“BAPA KAMI yang ada di surga,”
Kenapa Bukan “BAPA-KU yang ada di surga”?
oleh: P. Gregorius Kaha, SVD
Baru-baru ini dalam kunjungan ke lingkungan, ada yang bertanya kepada saya, “Romo, apakah bisa saya mengganti doa `Bapa Kami yang ada di surga' dengan `Bapa-ku yang ada di surga', soalnya rasanya tidak pas kalau saya sendiri, tidak ada orang lain di samping saya waktu doa, tetapi saya harus menyebut Bapa dalam doa dengan Bapa Kami. Rasanya lebih tepat dan pas kalau saya katakan `Bapa saya atau Bapa-ku yang ada di surga.'” Menurut romo apakah ini bisa?
Pertanyaan ini bukan soal “bisa atau tidak bisa”; tetapi lebih dari itu, apa yang Tuhan Yesus maksudkan ketika mengajari para murid berdoa, apa sesungguhnya hakekat doa Bapa Kami itu? Doa Bapa kami adalah doa yang diajarkan Yesus kepada para murid. Dengan menyebut “Bapa Kami” kita sebenarnya menyatakan bahwa doa bukanlah tindakan yang kita lakukan sendiri, seorang diri saja, tetapi kita berdoa bersama yang lain.
PERTAMA, BERSAMA YESUS KITA BERDOA.
Tuhan Yesus tidak hanya mengajari bagaimana kita berdoa, tetapi juga bersama / menyertai kita ketika kita berdoa, bahkan Yesus-lah yang mempersatukan doa kita dengan kehendak Bapa di surga. Maka, doa biasanya ditutup dengan kata-kata, “dengan pengantaraan Kristus, demi Yesus Kristus... atau dalam nana Yesus, kami berdoa.”
KEDUA, BERSAMA ORANG LAIN KITA BERDOA.
Yesus mengajarkan doa Bapa kami kepada setiap pengkikut-Nya.

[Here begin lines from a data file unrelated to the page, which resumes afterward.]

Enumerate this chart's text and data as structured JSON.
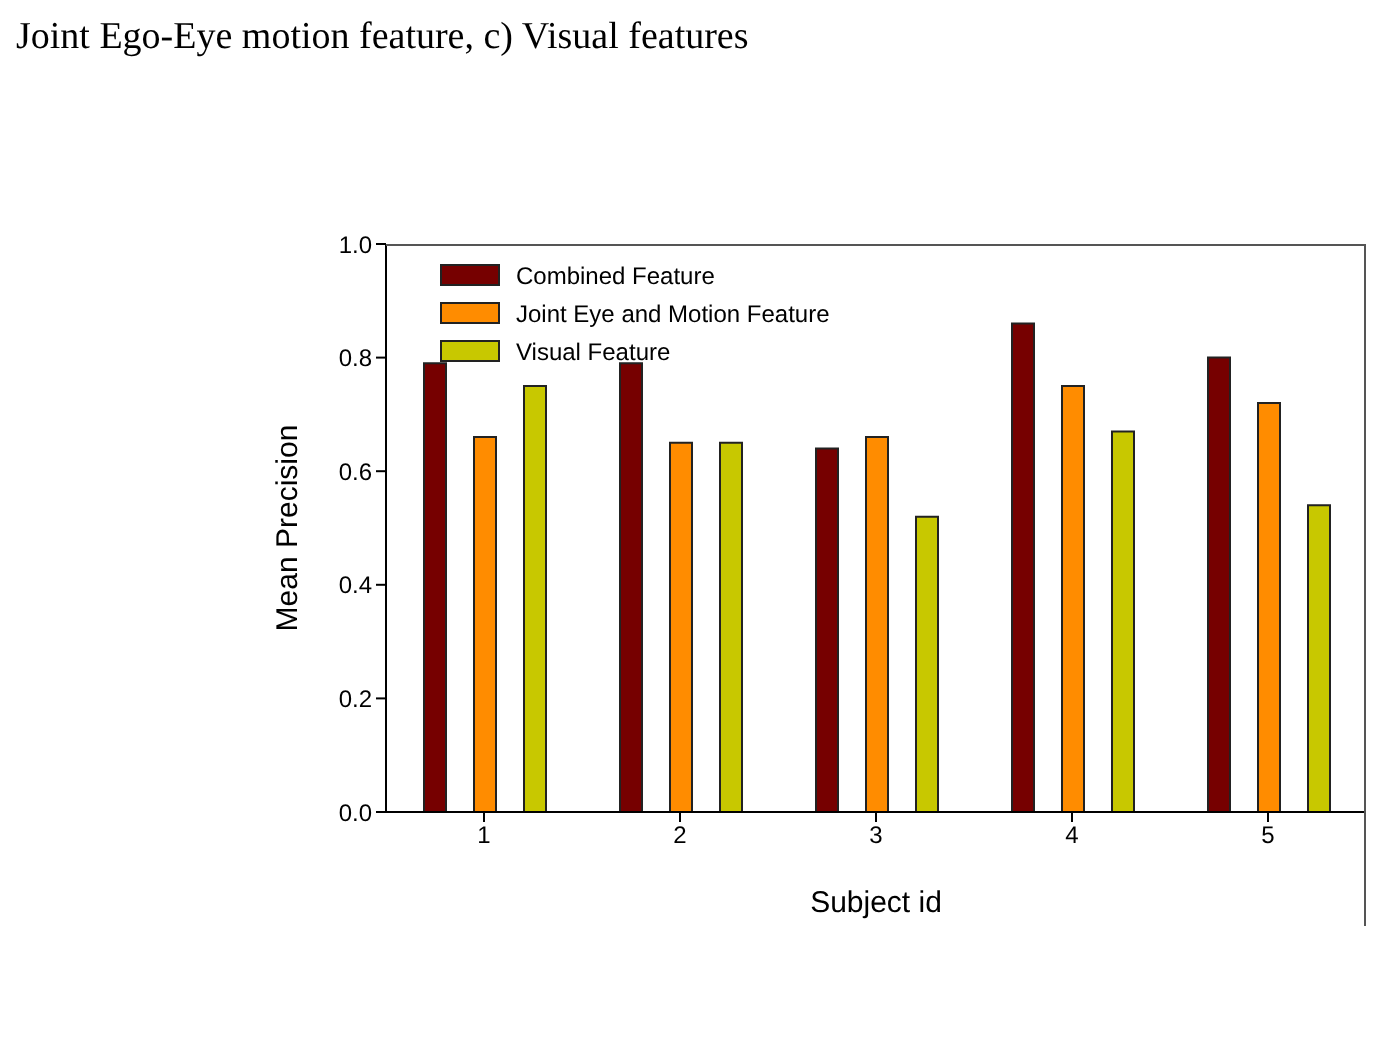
{
  "chart_data": {
    "type": "bar",
    "title": "Joint Ego-Eye motion feature, c) Visual features",
    "xlabel": "Subject id",
    "ylabel": "Mean Precision",
    "categories": [
      "1",
      "2",
      "3",
      "4",
      "5"
    ],
    "series": [
      {
        "name": "Combined Feature",
        "color": "#760000",
        "values": [
          0.79,
          0.79,
          0.64,
          0.86,
          0.8
        ]
      },
      {
        "name": "Joint Eye and Motion Feature",
        "color": "#ff8c00",
        "values": [
          0.66,
          0.65,
          0.66,
          0.75,
          0.72
        ]
      },
      {
        "name": "Visual Feature",
        "color": "#c8c800",
        "values": [
          0.75,
          0.65,
          0.52,
          0.67,
          0.54
        ]
      }
    ],
    "ylim": [
      0,
      1
    ],
    "yticks": [
      {
        "value": 0,
        "label": "0.0"
      },
      {
        "value": 0.2,
        "label": "0.2"
      },
      {
        "value": 0.4,
        "label": "0.4"
      },
      {
        "value": 0.6,
        "label": "0.6"
      },
      {
        "value": 0.8,
        "label": "0.8"
      },
      {
        "value": 1,
        "label": "1.0"
      }
    ],
    "grid": false,
    "legend": "top left"
  }
}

Artinya sejak dibaptis dalam nama Yesus, setiap orang percaya menyebut Tuhan sebagai Bapa. Walaupun ada banyak macam penghayatan, tetapi kita hanya punya satu Bapa. Maka ketika kita berdoa, sebenarnya kita berdoa bersama orang-orang percaya lainnya.
BERBUAT BAIK & BERDOA DENGAN TAK JEMU-JEMU.
Belajar dari pengalaman Musa bersama bangsa Israel (Bacaan I). Ketika bangsa Israel berperang, Musa berdiri merentangkan tangan berdoa ditemani Harun dan Hur. Setiap kali dia menurunkan tangannya, bangsa Israel dipukul mundur; tetapi setiap kali dia mengangkat tangannya, bangsa Israel menjadi lebih kuat lagi. Maka Harun dan Hur menopang tangan Musa agar Israel memperoleh kemenangan.
Belajar dari pengalaman Yesus bersama para Murid-Nya (bacaan Injil). Yesus meminta para murid agar tidak jemu-jemu berdoa. Perumpamaan tentang hakim yang tidak takut pada Allah dan tidak menghormati siapapun, mau mengajak para murid untuk menyadari bahwa hidup ini bukan sendirian saja; kita ada bersama dengan yang lain, kita harus saling menolong.
Maka Rasul Paulus menasihati kita (Bacaan II) untuk tetap berpegang pada Sabda Tuhan. Menerima Sabda dalam kehidupan kita dan siap sedia mewartakan Sabda itu dengan kesaksian hidup tiap-tiap kita.
Pesan akhir ini ingin saya garisbawahi: Dunia kita sekarang dibelenggu oleh segala sesuatu yang serba “instan”, kadang dalam hal doa dan kehidupan rohani juga demikian; kita begitu tergantung pada apa yang disebut waktu. Lihatlah berapa banyak hal rohani yang tidak kita lakukan atas nama: “tidak ada waktu, sibuk sekali, atau masih ada lain yang lebih penting?” Kalau kita jujur: yang namanya WAKTU itu Tuhan sudah siapkan, masalahnya ada KERINDUAN atau tidak dalam diri kita untuk bertemu dengan Tuhan kita? Jangan sampai kita keliru menggunakan waktu, dan waktu kita justru dirampas oleh hal-hal yang tidak mendatangkan keselamatan.
Tuhan Yesus ingin para murid melengkapi diri dengan kesabaran dan ketekunan. Buah berkat akan terasa dalam hidup orang beriman kalau orang sabar dan tekun. Orang-orang percaya, berdoalah dengan tidak jemu-jemu: “Bapa Kami yang ada di surga, dimuliakanlah nama-Mu... (dahulu, hari ini dan esok / selama-lamanya).”